Arizona slid from her desk, went back to sit in the chair across from her doctor and asked, "Why did that happen and why did today feel different from yesterday?" Ginnie explained, "I can't say for certain, but I am assuming that something that happened that night, either the words she said, because you quoted her verbatim, or the black out, the sound of the thunder, something made you go into hiding so to speak. Today, I am assuming it felt different because you were in the hospital, in the place that it happened, but also because yesterday, you were talking to Callie and that kept you grounded." Arizona slumped in her chair and asked, so all this…I could have avoided…" Ginnie shook her head and argued, "Maybe, maybe not. We've talked about this. All the hypotheticals in the world can't change reality. What happened, happened and you have to learn to move on from that." Arizona nodded and replied, "I know and…and I am, we are. I don't have time right now, I have to get to my rounds, but trust me when I tell you that the next session is going to be an interesting one." They both stood up and as Arizona walked Ginnie to the door, the older woman turned around and asked, "You're sure it's okay if I stay in the trial?" Arizona nodded and replied, "It's perfectly fine."
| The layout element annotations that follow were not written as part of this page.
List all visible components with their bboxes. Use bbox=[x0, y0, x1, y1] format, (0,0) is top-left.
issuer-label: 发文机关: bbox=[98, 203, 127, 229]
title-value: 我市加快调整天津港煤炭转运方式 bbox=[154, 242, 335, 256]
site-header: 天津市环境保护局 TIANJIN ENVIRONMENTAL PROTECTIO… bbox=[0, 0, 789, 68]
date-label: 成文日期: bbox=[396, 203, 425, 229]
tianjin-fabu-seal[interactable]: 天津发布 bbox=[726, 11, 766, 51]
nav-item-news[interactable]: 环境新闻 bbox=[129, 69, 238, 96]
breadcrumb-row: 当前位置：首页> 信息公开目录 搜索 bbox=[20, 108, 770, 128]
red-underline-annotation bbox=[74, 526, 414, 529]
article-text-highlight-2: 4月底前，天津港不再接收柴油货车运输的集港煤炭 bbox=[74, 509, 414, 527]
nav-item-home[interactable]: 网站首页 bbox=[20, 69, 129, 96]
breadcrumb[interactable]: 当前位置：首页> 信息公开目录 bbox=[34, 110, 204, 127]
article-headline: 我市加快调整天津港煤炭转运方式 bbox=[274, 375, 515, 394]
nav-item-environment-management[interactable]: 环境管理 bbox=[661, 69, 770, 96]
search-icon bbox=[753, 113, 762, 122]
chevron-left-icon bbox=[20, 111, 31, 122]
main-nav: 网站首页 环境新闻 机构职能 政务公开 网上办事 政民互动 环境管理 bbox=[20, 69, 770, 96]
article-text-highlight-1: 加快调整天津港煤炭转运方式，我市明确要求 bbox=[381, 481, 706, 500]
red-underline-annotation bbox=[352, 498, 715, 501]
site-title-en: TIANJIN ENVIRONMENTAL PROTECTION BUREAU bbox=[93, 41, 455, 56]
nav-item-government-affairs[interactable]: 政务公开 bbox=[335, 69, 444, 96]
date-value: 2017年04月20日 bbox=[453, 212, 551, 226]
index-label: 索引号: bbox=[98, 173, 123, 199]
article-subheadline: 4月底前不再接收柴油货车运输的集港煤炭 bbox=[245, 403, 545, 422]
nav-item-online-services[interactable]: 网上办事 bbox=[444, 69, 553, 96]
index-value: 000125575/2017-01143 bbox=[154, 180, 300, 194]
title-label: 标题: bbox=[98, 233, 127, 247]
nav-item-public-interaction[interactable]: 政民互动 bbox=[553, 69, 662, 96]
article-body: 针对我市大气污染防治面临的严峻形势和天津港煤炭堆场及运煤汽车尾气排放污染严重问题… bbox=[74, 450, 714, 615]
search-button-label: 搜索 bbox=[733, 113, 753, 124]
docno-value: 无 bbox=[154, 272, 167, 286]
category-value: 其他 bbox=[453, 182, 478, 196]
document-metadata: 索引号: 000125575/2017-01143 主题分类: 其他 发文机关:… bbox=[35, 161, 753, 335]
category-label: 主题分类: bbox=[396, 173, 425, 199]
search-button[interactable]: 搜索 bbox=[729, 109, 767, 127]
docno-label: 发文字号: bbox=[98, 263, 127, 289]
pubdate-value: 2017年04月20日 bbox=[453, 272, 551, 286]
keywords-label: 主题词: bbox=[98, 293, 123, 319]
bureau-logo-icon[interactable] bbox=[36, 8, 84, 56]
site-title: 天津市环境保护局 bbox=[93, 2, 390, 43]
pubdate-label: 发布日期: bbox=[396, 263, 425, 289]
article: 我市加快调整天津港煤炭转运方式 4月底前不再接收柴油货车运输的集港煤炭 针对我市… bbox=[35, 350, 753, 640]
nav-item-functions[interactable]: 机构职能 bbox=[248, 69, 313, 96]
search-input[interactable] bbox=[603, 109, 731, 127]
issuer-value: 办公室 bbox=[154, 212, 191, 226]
Once they said their goodbyes, Arizona took a minute alone in her office to gather her thoughts. She didn't know how she felt about what she just learned, but she did know that it would have no impact on her ex-wife's decision to forgive her and to her, that's what mattered the most. Before she could ponder it any longer, her pager went off and she was needed in the pit. She sighed in relief, realizing this was just what she needed; a busy day to keep her mind focused on the present, to keep moving forward.

A/N: OMG! There are soooo many versions of this chapter on my computer. This one was a struggle, but I felt the need for follow up. Hopefully both of our girls can put all the pain, guilt, and anger behind them and they can start moving forward.